I’m so sorry that R had to go. I asked T to show him the ropes.
peace and love and tears,
Jessica
Tuesday’s mama
St. Baldrick’s Day. Fado Irish Pub, Denver, CO. Team Tuesday. All you need is love. We’ve got it. Take a look.
Autumn Burke, you are amazing. Thank you. We love you.
2Pe 3:8
But, beloved, be not ignorant of this one thing, that one day is with the Lord as a thousand years, and a thousand years as one day.
We were in the American Folk Art room at the Milwaukee Art Museum. There was a painting by a little known folk artist; a pie chart of history according to the Bible. Blue, White and Red pie shapes, each pie representing a “one thousand year day” and all of the “important” events that occurred on that 1000 year day, like the first sunset, the great flood, and the birth of Jesus.
I like that crude pie chart. I get it. It has been two years since Tuesday’s passing, but it feels like 1000 years. It feels as I’ve lived a hundred lifetimes and that it’s only been 1 day since I held her last. A lot of “important” things have occurred, but the only thing that the stands out is that my daughter just died. Can I still stay just died? After all, It’s been 730 days, or 730,000 years, according to the pie chart in house paint on a plank of wood.

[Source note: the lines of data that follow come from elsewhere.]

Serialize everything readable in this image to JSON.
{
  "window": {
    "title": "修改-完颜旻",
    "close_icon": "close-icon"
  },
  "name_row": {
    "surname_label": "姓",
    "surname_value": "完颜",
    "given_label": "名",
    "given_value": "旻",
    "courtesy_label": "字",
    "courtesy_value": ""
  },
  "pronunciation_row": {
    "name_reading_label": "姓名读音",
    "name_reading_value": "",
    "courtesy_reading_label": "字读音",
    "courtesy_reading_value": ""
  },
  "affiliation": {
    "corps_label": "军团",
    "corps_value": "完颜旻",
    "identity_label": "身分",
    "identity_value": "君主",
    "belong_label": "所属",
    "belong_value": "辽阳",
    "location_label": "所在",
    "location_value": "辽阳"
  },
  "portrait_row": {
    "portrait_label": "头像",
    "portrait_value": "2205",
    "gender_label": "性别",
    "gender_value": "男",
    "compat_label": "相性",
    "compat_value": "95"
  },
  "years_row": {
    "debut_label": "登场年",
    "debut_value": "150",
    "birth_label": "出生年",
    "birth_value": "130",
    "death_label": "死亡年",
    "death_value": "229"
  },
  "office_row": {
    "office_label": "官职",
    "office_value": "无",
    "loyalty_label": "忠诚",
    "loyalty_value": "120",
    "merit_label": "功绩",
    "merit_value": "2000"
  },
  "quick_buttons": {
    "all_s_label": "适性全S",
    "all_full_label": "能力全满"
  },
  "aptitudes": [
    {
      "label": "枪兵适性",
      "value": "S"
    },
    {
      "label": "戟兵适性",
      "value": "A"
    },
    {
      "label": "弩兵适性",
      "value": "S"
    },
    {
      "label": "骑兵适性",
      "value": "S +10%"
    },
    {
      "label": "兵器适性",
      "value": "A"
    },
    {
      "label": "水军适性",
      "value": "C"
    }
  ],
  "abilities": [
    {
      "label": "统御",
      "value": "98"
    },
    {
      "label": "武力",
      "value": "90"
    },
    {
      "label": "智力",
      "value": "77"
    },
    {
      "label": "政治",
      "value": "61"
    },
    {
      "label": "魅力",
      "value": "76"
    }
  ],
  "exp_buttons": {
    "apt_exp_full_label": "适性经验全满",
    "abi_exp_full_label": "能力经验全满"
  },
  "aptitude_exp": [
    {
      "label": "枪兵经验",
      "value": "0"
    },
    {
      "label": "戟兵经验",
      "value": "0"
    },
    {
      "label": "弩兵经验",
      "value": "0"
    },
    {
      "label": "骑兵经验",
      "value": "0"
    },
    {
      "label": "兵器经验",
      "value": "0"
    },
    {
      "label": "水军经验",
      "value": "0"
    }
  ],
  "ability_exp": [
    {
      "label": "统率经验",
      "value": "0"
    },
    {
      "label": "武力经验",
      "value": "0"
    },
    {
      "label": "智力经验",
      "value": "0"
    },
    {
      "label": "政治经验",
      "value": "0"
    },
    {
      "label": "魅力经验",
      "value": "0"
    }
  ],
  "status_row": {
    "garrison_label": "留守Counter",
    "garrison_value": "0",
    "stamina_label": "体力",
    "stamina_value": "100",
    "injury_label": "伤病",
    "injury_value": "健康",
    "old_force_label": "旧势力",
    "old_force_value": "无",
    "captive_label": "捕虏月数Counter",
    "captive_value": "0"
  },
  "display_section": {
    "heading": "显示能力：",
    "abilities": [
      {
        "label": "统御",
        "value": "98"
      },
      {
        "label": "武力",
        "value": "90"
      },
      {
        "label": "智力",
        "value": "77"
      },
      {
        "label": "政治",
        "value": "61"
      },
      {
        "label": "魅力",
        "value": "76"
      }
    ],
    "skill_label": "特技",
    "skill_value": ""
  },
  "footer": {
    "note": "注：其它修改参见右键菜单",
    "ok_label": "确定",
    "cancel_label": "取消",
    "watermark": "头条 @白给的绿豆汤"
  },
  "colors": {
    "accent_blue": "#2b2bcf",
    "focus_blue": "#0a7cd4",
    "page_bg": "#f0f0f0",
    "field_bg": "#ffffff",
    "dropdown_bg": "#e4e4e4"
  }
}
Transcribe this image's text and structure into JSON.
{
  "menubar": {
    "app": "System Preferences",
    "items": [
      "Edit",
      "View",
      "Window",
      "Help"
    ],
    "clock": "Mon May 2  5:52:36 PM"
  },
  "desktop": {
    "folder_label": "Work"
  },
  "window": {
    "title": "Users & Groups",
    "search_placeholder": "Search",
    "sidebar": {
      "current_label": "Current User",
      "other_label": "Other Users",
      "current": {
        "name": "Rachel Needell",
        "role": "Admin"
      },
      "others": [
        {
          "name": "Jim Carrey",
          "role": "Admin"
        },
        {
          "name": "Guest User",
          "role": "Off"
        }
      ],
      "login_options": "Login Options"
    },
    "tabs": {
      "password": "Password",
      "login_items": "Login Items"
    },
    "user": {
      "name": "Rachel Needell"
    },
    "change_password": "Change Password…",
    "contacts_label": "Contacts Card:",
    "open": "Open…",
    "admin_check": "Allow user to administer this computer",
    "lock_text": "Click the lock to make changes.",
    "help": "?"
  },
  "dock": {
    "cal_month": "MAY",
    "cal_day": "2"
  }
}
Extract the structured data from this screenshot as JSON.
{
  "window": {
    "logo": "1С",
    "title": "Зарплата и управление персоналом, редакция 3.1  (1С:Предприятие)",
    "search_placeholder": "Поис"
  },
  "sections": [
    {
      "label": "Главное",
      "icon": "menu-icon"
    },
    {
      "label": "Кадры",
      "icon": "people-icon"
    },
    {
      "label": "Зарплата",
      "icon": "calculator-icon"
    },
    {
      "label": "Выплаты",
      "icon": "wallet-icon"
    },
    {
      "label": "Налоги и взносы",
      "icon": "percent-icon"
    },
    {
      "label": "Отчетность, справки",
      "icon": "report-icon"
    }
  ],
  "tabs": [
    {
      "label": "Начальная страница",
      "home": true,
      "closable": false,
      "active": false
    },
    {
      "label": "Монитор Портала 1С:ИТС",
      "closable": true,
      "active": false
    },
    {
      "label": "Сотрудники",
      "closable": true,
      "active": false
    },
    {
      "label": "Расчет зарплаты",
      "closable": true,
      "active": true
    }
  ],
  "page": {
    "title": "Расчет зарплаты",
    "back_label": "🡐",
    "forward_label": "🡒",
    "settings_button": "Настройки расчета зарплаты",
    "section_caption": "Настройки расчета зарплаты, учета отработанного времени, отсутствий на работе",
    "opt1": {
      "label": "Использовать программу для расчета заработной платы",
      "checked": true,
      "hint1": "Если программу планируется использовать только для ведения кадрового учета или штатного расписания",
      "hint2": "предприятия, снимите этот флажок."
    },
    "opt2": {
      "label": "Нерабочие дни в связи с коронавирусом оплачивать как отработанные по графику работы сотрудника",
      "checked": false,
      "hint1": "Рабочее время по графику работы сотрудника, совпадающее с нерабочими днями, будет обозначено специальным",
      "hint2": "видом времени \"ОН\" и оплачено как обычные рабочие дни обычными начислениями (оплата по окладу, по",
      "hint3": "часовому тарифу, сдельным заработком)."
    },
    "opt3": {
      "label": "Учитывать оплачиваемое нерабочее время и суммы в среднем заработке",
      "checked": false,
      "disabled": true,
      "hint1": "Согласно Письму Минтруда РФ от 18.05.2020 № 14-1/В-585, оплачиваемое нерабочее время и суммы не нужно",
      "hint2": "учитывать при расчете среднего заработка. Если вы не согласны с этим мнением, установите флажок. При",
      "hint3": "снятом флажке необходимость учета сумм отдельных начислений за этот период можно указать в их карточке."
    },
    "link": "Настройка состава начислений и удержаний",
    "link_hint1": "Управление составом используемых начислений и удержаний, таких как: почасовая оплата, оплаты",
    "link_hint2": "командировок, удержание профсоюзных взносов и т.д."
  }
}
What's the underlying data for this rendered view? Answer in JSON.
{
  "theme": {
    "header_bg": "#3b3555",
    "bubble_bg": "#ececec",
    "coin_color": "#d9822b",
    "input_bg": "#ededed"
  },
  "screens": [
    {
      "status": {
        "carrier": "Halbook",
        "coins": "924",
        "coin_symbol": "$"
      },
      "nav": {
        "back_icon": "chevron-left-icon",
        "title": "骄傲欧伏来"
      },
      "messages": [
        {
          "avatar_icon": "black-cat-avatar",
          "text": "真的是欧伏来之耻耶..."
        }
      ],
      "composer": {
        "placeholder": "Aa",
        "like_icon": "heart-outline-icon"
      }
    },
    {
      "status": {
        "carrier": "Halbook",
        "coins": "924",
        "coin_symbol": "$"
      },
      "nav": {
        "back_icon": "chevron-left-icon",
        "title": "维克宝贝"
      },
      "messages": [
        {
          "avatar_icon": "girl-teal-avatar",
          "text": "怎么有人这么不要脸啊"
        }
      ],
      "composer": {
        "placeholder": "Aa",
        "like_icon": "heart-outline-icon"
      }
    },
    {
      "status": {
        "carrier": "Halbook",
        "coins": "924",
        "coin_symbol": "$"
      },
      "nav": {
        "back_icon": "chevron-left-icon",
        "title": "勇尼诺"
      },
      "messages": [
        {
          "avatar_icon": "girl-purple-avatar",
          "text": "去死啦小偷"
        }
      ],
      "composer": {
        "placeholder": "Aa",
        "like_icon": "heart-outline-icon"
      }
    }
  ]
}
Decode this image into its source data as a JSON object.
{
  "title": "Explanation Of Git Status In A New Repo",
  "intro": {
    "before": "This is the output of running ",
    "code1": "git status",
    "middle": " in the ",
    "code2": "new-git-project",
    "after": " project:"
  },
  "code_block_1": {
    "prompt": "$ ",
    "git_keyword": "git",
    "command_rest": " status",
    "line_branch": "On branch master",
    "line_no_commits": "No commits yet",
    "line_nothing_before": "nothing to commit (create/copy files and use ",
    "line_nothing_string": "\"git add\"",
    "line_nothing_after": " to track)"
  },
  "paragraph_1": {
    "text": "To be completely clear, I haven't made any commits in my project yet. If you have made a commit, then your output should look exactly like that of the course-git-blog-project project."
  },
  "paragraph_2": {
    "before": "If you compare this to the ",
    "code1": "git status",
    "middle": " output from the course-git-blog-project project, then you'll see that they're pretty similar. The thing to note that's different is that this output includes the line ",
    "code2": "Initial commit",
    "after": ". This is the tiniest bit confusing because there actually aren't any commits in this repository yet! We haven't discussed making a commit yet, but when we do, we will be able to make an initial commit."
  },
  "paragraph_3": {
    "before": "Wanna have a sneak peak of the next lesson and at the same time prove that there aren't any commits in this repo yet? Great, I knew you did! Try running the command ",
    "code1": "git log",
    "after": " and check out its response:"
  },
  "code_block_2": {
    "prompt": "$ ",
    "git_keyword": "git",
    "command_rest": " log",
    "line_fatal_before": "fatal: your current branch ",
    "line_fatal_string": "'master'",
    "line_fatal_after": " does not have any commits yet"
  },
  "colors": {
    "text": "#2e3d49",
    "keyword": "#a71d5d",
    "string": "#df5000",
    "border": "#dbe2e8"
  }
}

The heart doesn’t know time, but the soul can’t deny it. My heart aches as it did the first day and the 100th day and as far as I can tell, will still ache on day 1000. My soul, however, feels the sadness and the cold and the dark of January even without a calendar or reminders of the date. It feels that this is the season that she died and I would feel that even if I were in a cave for a year. Or 1000 years. or a day. The soul knows.
2 years.
I still feel like a high functioning sociopath.
I’m happy/I’m sad.
I’m getting my shit back together/I’m a mess.
I’m hopeful/I’m pissed.
I’m better.
I will never be better.
I’m ready to get off the rollercoaster.
But when we get to that last hill, it just starts climbing again.
Time does not heal all wounds because time is of no matter. 1 day or 1000 years; it’s all the same.
This doesn’t meant that there isn’t healing. We are healing. We are different, but we are healing. I’ve found that when you don’t recognize yourself, its best to return to those things that have always brought you joy. There is a lot of focus on travel and music and art and friends and giving. I’ve also found that sorrow and pain should be welcomed. Sit with it and hold it’s hand. It will only stay just long enough, and then you can go back to the travel and music and art and friends and giving. Feeling the pain big gives way to feeling the joy big. There is much to be thankful for and much to enjoy. I’m choosing to enjoy.
After all, this will all be over in a day.